The Housing and Urban Development Act of 1968 is a case study in the way that private industries twist government programs to their advantage. Keeanga-Yamahtta Taylor’s Race for Profit is clear and methodical as it details how a Great Society initiative designed to end lending discrimination instead became a tool for financial institutions to make money at the expense of the people they were supposed to help.
Taylor explains how, even early in the program, unscrupulous mortgage banks dominated the market. Because the federal government was guaranteeing loans, these banks sold as many homes as possible to African Americans in poor communities—“the riskier the buyer, the better,” as the bank got paid even if borrowers defaulted.
With these kinds of mortgage banks largely unregulated and incentivized to sell, people were buying homes that should have been condemned and were stuck with them. Race for Profit includes stories of rat- and roach-infested homes and homes with major structural damage. Once the Nixon administration took over the program, things further deteriorated, with financial institutions profiting while more and more citizens faced foreclosures.
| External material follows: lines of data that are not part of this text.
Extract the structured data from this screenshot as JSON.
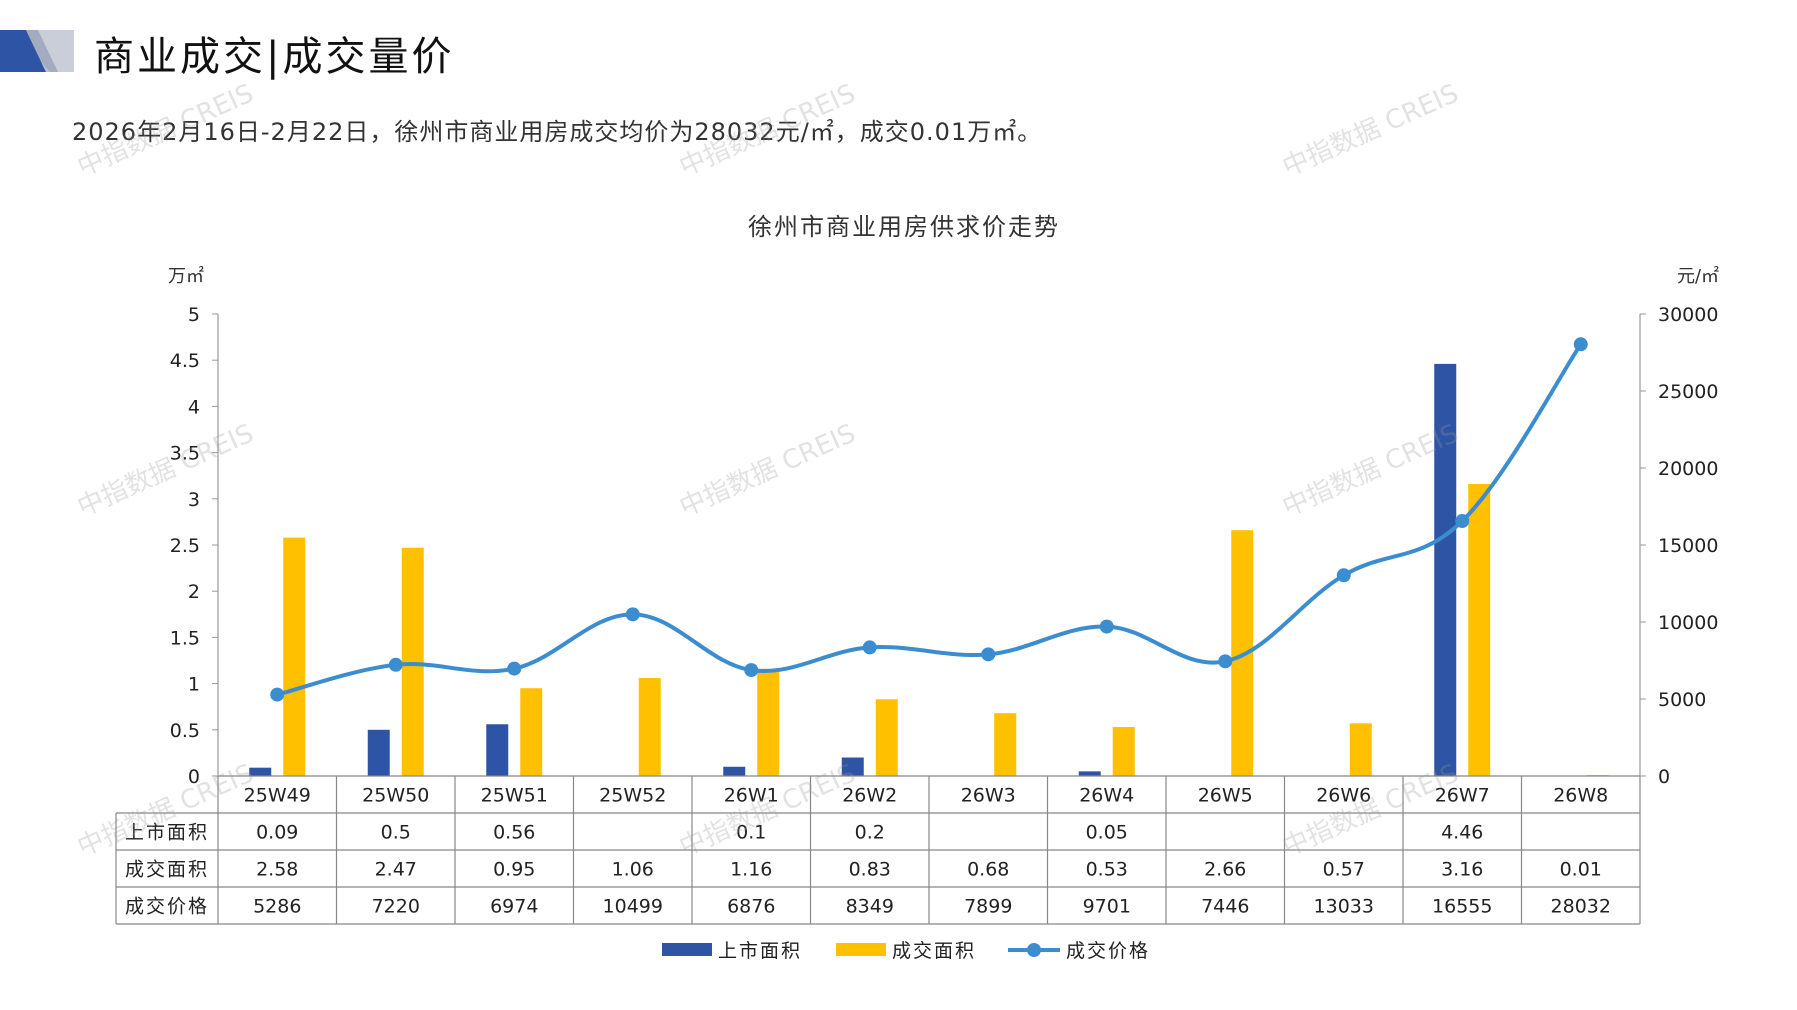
{
  "header": {
    "title": "商业成交|成交量价",
    "subtitle": "2026年2月16日-2月22日，徐州市商业用房成交均价为28032元/㎡，成交0.01万㎡。"
  },
  "watermark": "中指数据 CREIS",
  "colors": {
    "supply": "#2E54A5",
    "deal_area": "#FFC000",
    "price": "#3C8DD0",
    "deco_dark": "#2E54A5",
    "deco_light": "#C9CED8"
  },
  "chart_data": {
    "type": "bar+line",
    "title": "徐州市商业用房供求价走势",
    "y_left_unit": "万㎡",
    "y_right_unit": "元/㎡",
    "y_left_range": [
      0,
      5
    ],
    "y_right_range": [
      0,
      30000
    ],
    "y_left_ticks": [
      "0",
      "0.5",
      "1",
      "1.5",
      "2",
      "2.5",
      "3",
      "3.5",
      "4",
      "4.5",
      "5"
    ],
    "y_right_ticks": [
      "0",
      "5000",
      "10000",
      "15000",
      "20000",
      "25000",
      "30000"
    ],
    "categories": [
      "25W49",
      "25W50",
      "25W51",
      "25W52",
      "26W1",
      "26W2",
      "26W3",
      "26W4",
      "26W5",
      "26W6",
      "26W7",
      "26W8"
    ],
    "series": [
      {
        "name": "上市面积",
        "type": "bar",
        "axis": "left",
        "values": [
          0.09,
          0.5,
          0.56,
          null,
          0.1,
          0.2,
          null,
          0.05,
          null,
          null,
          4.46,
          null
        ],
        "labels": [
          "0.09",
          "0.5",
          "0.56",
          "",
          "0.1",
          "0.2",
          "",
          "0.05",
          "",
          "",
          "4.46",
          ""
        ]
      },
      {
        "name": "成交面积",
        "type": "bar",
        "axis": "left",
        "values": [
          2.58,
          2.47,
          0.95,
          1.06,
          1.16,
          0.83,
          0.68,
          0.53,
          2.66,
          0.57,
          3.16,
          0.01
        ],
        "labels": [
          "2.58",
          "2.47",
          "0.95",
          "1.06",
          "1.16",
          "0.83",
          "0.68",
          "0.53",
          "2.66",
          "0.57",
          "3.16",
          "0.01"
        ]
      },
      {
        "name": "成交价格",
        "type": "line",
        "axis": "right",
        "values": [
          5286,
          7220,
          6974,
          10499,
          6876,
          8349,
          7899,
          9701,
          7446,
          13033,
          16555,
          28032
        ],
        "labels": [
          "5286",
          "7220",
          "6974",
          "10499",
          "6876",
          "8349",
          "7899",
          "9701",
          "7446",
          "13033",
          "16555",
          "28032"
        ]
      }
    ],
    "legend_position": "bottom"
  }
}
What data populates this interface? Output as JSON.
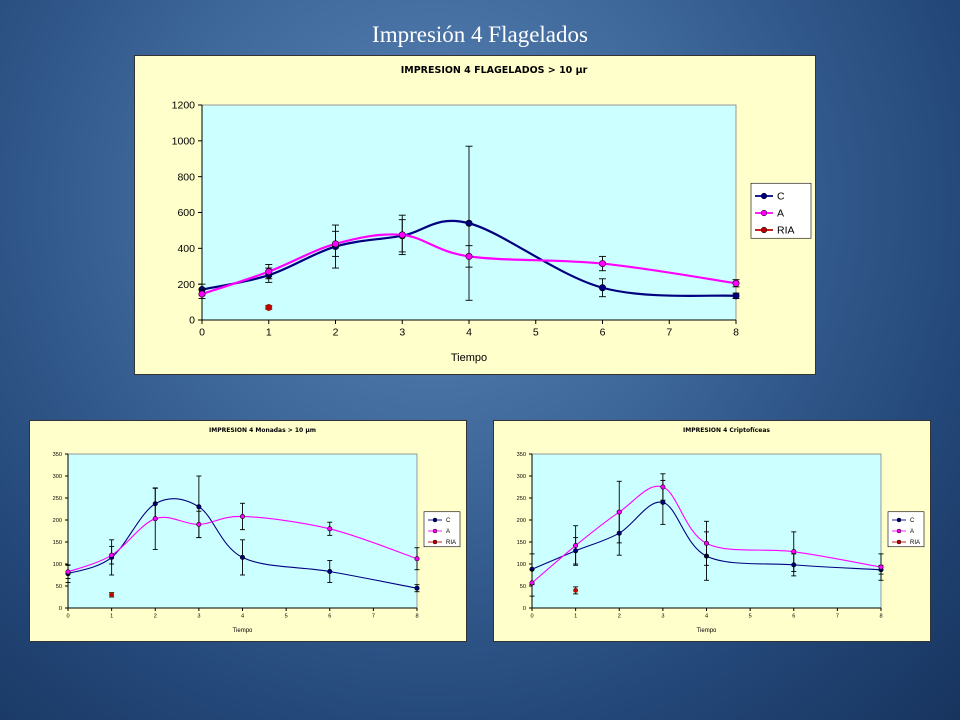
{
  "slide": {
    "title": "Impresión 4 Flagelados"
  },
  "chart_data": [
    {
      "type": "line",
      "title": "IMPRESION 4 FLAGELADOS > 10 µr",
      "xlabel": "Tiempo",
      "ylabel": "",
      "xlim": [
        0,
        8
      ],
      "ylim": [
        0,
        1200
      ],
      "xticks": [
        0,
        1,
        2,
        3,
        4,
        5,
        6,
        7,
        8
      ],
      "yticks": [
        0,
        200,
        400,
        600,
        800,
        1000,
        1200
      ],
      "grid": false,
      "legend": "right",
      "series": [
        {
          "name": "C",
          "color": "#000080",
          "x": [
            0,
            1,
            2,
            3,
            4,
            6,
            8
          ],
          "y": [
            170,
            250,
            410,
            470,
            540,
            180,
            135
          ],
          "err": [
            30,
            40,
            120,
            90,
            430,
            50,
            15
          ]
        },
        {
          "name": "A",
          "color": "#ff00ff",
          "x": [
            0,
            1,
            2,
            3,
            4,
            6,
            8
          ],
          "y": [
            145,
            270,
            425,
            475,
            355,
            315,
            205
          ],
          "err": [
            25,
            40,
            70,
            110,
            60,
            40,
            20
          ]
        },
        {
          "name": "RIA",
          "color": "#c00000",
          "x": [
            1
          ],
          "y": [
            70
          ],
          "err": [
            10
          ]
        }
      ]
    },
    {
      "type": "line",
      "title": "IMPRESION 4 Monadas > 10 µm",
      "xlabel": "Tiempo",
      "ylabel": "",
      "xlim": [
        0,
        8
      ],
      "ylim": [
        0,
        350
      ],
      "xticks": [
        0,
        1,
        2,
        3,
        4,
        5,
        6,
        7,
        8
      ],
      "yticks": [
        0,
        50,
        100,
        150,
        200,
        250,
        300,
        350
      ],
      "grid": false,
      "legend": "right",
      "series": [
        {
          "name": "C",
          "color": "#000080",
          "x": [
            0,
            1,
            2,
            3,
            4,
            6,
            8
          ],
          "y": [
            78,
            115,
            237,
            230,
            115,
            83,
            45
          ],
          "err": [
            20,
            40,
            35,
            70,
            40,
            25,
            8
          ]
        },
        {
          "name": "A",
          "color": "#ff00ff",
          "x": [
            0,
            1,
            2,
            3,
            4,
            6,
            8
          ],
          "y": [
            82,
            120,
            203,
            190,
            208,
            180,
            112
          ],
          "err": [
            15,
            20,
            70,
            30,
            30,
            15,
            25
          ]
        },
        {
          "name": "RIA",
          "color": "#c00000",
          "x": [
            1
          ],
          "y": [
            30
          ],
          "err": [
            5
          ]
        }
      ]
    },
    {
      "type": "line",
      "title": "IMPRESION 4 Criptofíceas",
      "xlabel": "Tiempo",
      "ylabel": "",
      "xlim": [
        0,
        8
      ],
      "ylim": [
        0,
        350
      ],
      "xticks": [
        0,
        1,
        2,
        3,
        4,
        5,
        6,
        7,
        8
      ],
      "yticks": [
        0,
        50,
        100,
        150,
        200,
        250,
        300,
        350
      ],
      "grid": false,
      "legend": "right",
      "series": [
        {
          "name": "C",
          "color": "#000080",
          "x": [
            0,
            1,
            2,
            3,
            4,
            6,
            8
          ],
          "y": [
            88,
            130,
            170,
            240,
            118,
            98,
            87
          ],
          "err": [
            35,
            30,
            50,
            50,
            55,
            25,
            10
          ]
        },
        {
          "name": "A",
          "color": "#ff00ff",
          "x": [
            0,
            1,
            2,
            3,
            4,
            6,
            8
          ],
          "y": [
            57,
            142,
            218,
            275,
            147,
            128,
            93
          ],
          "err": [
            30,
            45,
            70,
            30,
            50,
            45,
            30
          ]
        },
        {
          "name": "RIA",
          "color": "#c00000",
          "x": [
            1
          ],
          "y": [
            40
          ],
          "err": [
            8
          ]
        }
      ]
    }
  ]
}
Race for Profit demonstrates the central failure of the HUD Act. Where racial profiling previously kept black Americans from buying homes at all, limiting their ability to join the middle class that boomed after World War II, it now made them targets for raw deals. Taylor calls this idea “predatory inclusion,” and documents how it destroyed whole communities.
The book makes a strong case that giving so much power to profit-driven industries doomed the program’s goals from the start, and there are clear parallels to the later subprime mortgage crisis of the 2000s. Race for Profit is an important addition to the literature on predatory lending and housing discrimination, as well as a valuable warning.